Column
Never Split The Difference: Building a Successful Product Business
- Written by Samantha Johnson
The one piece of advice I’ve held close to my heart since becoming a CEO is this: don’t share things you don’t want an opinion on.
As a product designer, my favourite moment on the development journey is when the design team thinks *job done*.
It is most definitely not the bit where everyone else sees it and starts weighing in with how they’d tweak the design.
The thing about products is everyone uses them. Which tends to make them think they have an incisive and creative mind about them. And that, dear reader, is simply not the case.
In my design journey, I’ve had to become ruthless about who, how, and when I let people into the creative process. There are entire swathes of people who I no longer show anything - they’ll find out at the same time as the ‘gram.
There are others who I show because I love them dearly, but that I ignore entirely when the feedback comes.
And then theres a crystal clear inner circle of artists who just *might* get those sneak peaks. The ones who can stand aside from their personal preferences and walk in the shoes of the client for a moment or two.
When you find those people, hang on to them tightly.
What I’ve realised about great product, is that there’s nothing ‘great’ about a crowd pleaser. It is, by its very nature, average. Neither creating loyal fans or huge detractors. It sits in that awful middle category of ‘nice’.
Now, my background is in advertising and the one thing you dont want from an ad is for it to be ‘nice’. Because nice things are neither memorable nor repeatable.
Nice things are the ones you forget about the moment you put them down.
Great product, the kind of product that drives repeat purchases, that product is polarising.
You must both love and hate it in equal measure.
An aficionado of mid-century modern or a lover of tropical prints would despise what I do.
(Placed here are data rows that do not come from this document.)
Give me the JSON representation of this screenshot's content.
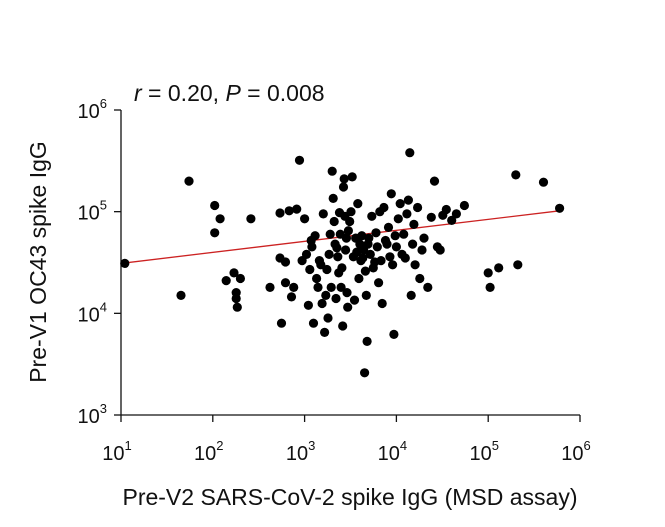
{
  "chart_data": {
    "type": "scatter",
    "title": "",
    "annotation": {
      "r_sym": "r",
      "r_val": " = 0.20, ",
      "p_sym": "P",
      "p_val": " = 0.008"
    },
    "xlabel": "Pre-V2 SARS-CoV-2 spike IgG (MSD assay)",
    "ylabel": "Pre-V1 OC43 spike IgG",
    "x_scale": "log",
    "y_scale": "log",
    "xlim": [
      10,
      1000000
    ],
    "ylim": [
      1000,
      1000000
    ],
    "x_ticks": [
      {
        "base": "10",
        "exp": "1"
      },
      {
        "base": "10",
        "exp": "2"
      },
      {
        "base": "10",
        "exp": "3"
      },
      {
        "base": "10",
        "exp": "4"
      },
      {
        "base": "10",
        "exp": "5"
      },
      {
        "base": "10",
        "exp": "6"
      }
    ],
    "y_ticks": [
      {
        "base": "10",
        "exp": "3"
      },
      {
        "base": "10",
        "exp": "4"
      },
      {
        "base": "10",
        "exp": "5"
      },
      {
        "base": "10",
        "exp": "6"
      }
    ],
    "grid": false,
    "point_color": "#000000",
    "line_color": "#cc2222",
    "regression_line": {
      "x": [
        10,
        600000
      ],
      "y": [
        31000,
        102000
      ]
    },
    "points": [
      [
        11,
        31000
      ],
      [
        45,
        15000
      ],
      [
        55,
        200000
      ],
      [
        105,
        115000
      ],
      [
        105,
        62000
      ],
      [
        120,
        85000
      ],
      [
        140,
        21000
      ],
      [
        170,
        25000
      ],
      [
        180,
        16000
      ],
      [
        180,
        14000
      ],
      [
        185,
        11500
      ],
      [
        200,
        22000
      ],
      [
        260,
        85000
      ],
      [
        420,
        18000
      ],
      [
        540,
        97000
      ],
      [
        540,
        35000
      ],
      [
        560,
        8000
      ],
      [
        620,
        32000
      ],
      [
        620,
        20000
      ],
      [
        680,
        102000
      ],
      [
        720,
        14500
      ],
      [
        760,
        18000
      ],
      [
        820,
        106000
      ],
      [
        880,
        320000
      ],
      [
        940,
        33000
      ],
      [
        1000,
        85000
      ],
      [
        1050,
        38000
      ],
      [
        1100,
        12000
      ],
      [
        1140,
        27000
      ],
      [
        1180,
        52000
      ],
      [
        1200,
        45000
      ],
      [
        1250,
        8000
      ],
      [
        1300,
        58000
      ],
      [
        1350,
        22000
      ],
      [
        1400,
        18000
      ],
      [
        1450,
        33000
      ],
      [
        1500,
        30000
      ],
      [
        1550,
        12500
      ],
      [
        1600,
        95000
      ],
      [
        1650,
        6500
      ],
      [
        1700,
        15000
      ],
      [
        1750,
        27000
      ],
      [
        1800,
        9000
      ],
      [
        1850,
        38000
      ],
      [
        1900,
        60000
      ],
      [
        1950,
        18000
      ],
      [
        2000,
        250000
      ],
      [
        2050,
        135000
      ],
      [
        2100,
        80000
      ],
      [
        2150,
        48000
      ],
      [
        2200,
        14000
      ],
      [
        2250,
        44000
      ],
      [
        2300,
        36000
      ],
      [
        2350,
        25000
      ],
      [
        2400,
        98000
      ],
      [
        2450,
        60000
      ],
      [
        2500,
        18000
      ],
      [
        2550,
        28000
      ],
      [
        2600,
        7500
      ],
      [
        2650,
        175000
      ],
      [
        2700,
        210000
      ],
      [
        2750,
        90000
      ],
      [
        2800,
        42000
      ],
      [
        2850,
        55000
      ],
      [
        2900,
        16000
      ],
      [
        2950,
        11500
      ],
      [
        3000,
        65000
      ],
      [
        3100,
        80000
      ],
      [
        3200,
        100000
      ],
      [
        3300,
        220000
      ],
      [
        3400,
        36000
      ],
      [
        3500,
        13500
      ],
      [
        3600,
        55000
      ],
      [
        3700,
        40000
      ],
      [
        3800,
        120000
      ],
      [
        3900,
        22000
      ],
      [
        4000,
        48000
      ],
      [
        4100,
        33000
      ],
      [
        4200,
        58000
      ],
      [
        4300,
        35000
      ],
      [
        4400,
        42000
      ],
      [
        4500,
        2600
      ],
      [
        4600,
        26000
      ],
      [
        4700,
        15000
      ],
      [
        4800,
        5300
      ],
      [
        4900,
        48000
      ],
      [
        5000,
        55000
      ],
      [
        5200,
        38000
      ],
      [
        5400,
        90000
      ],
      [
        5600,
        28000
      ],
      [
        5800,
        32000
      ],
      [
        6000,
        62000
      ],
      [
        6200,
        45000
      ],
      [
        6400,
        20000
      ],
      [
        6600,
        100000
      ],
      [
        6800,
        33000
      ],
      [
        7000,
        12500
      ],
      [
        7300,
        110000
      ],
      [
        7600,
        52000
      ],
      [
        7900,
        48000
      ],
      [
        8200,
        70000
      ],
      [
        8500,
        36000
      ],
      [
        8800,
        150000
      ],
      [
        9100,
        30000
      ],
      [
        9400,
        6200
      ],
      [
        9700,
        58000
      ],
      [
        10000,
        45000
      ],
      [
        10500,
        85000
      ],
      [
        11000,
        120000
      ],
      [
        11500,
        38000
      ],
      [
        12000,
        60000
      ],
      [
        12500,
        35000
      ],
      [
        13000,
        95000
      ],
      [
        13500,
        130000
      ],
      [
        14000,
        380000
      ],
      [
        14500,
        15000
      ],
      [
        15000,
        48000
      ],
      [
        15500,
        75000
      ],
      [
        16000,
        30000
      ],
      [
        17000,
        110000
      ],
      [
        18000,
        22000
      ],
      [
        19000,
        42000
      ],
      [
        20000,
        55000
      ],
      [
        22000,
        18000
      ],
      [
        24000,
        88000
      ],
      [
        26000,
        200000
      ],
      [
        28000,
        45000
      ],
      [
        30000,
        42000
      ],
      [
        32000,
        92000
      ],
      [
        35000,
        105000
      ],
      [
        40000,
        82000
      ],
      [
        45000,
        95000
      ],
      [
        55000,
        115000
      ],
      [
        100000,
        25000
      ],
      [
        105000,
        18000
      ],
      [
        130000,
        28000
      ],
      [
        200000,
        230000
      ],
      [
        210000,
        30000
      ],
      [
        400000,
        195000
      ],
      [
        600000,
        108000
      ]
    ]
  }
}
But my brand is for an aspiring English hostess - a lover of soft tones, the natural world and taking things a little bit more slowly.
She’s for those of us who romanticise dead-heading roses and making children’s birthday cakes on demand - whilst we sit at our corporate jobs.
For someone to love what you do enough to be a true advocate, a life-long fan, someone else must decidedly declare it ‘not for them’.
To build a successful product business, one must decisively eschew ‘nice’ in favour of memorable superlatives - ‘wonderful’, ‘inspiring’, ‘controversial’ and my personal favourite ‘vile’.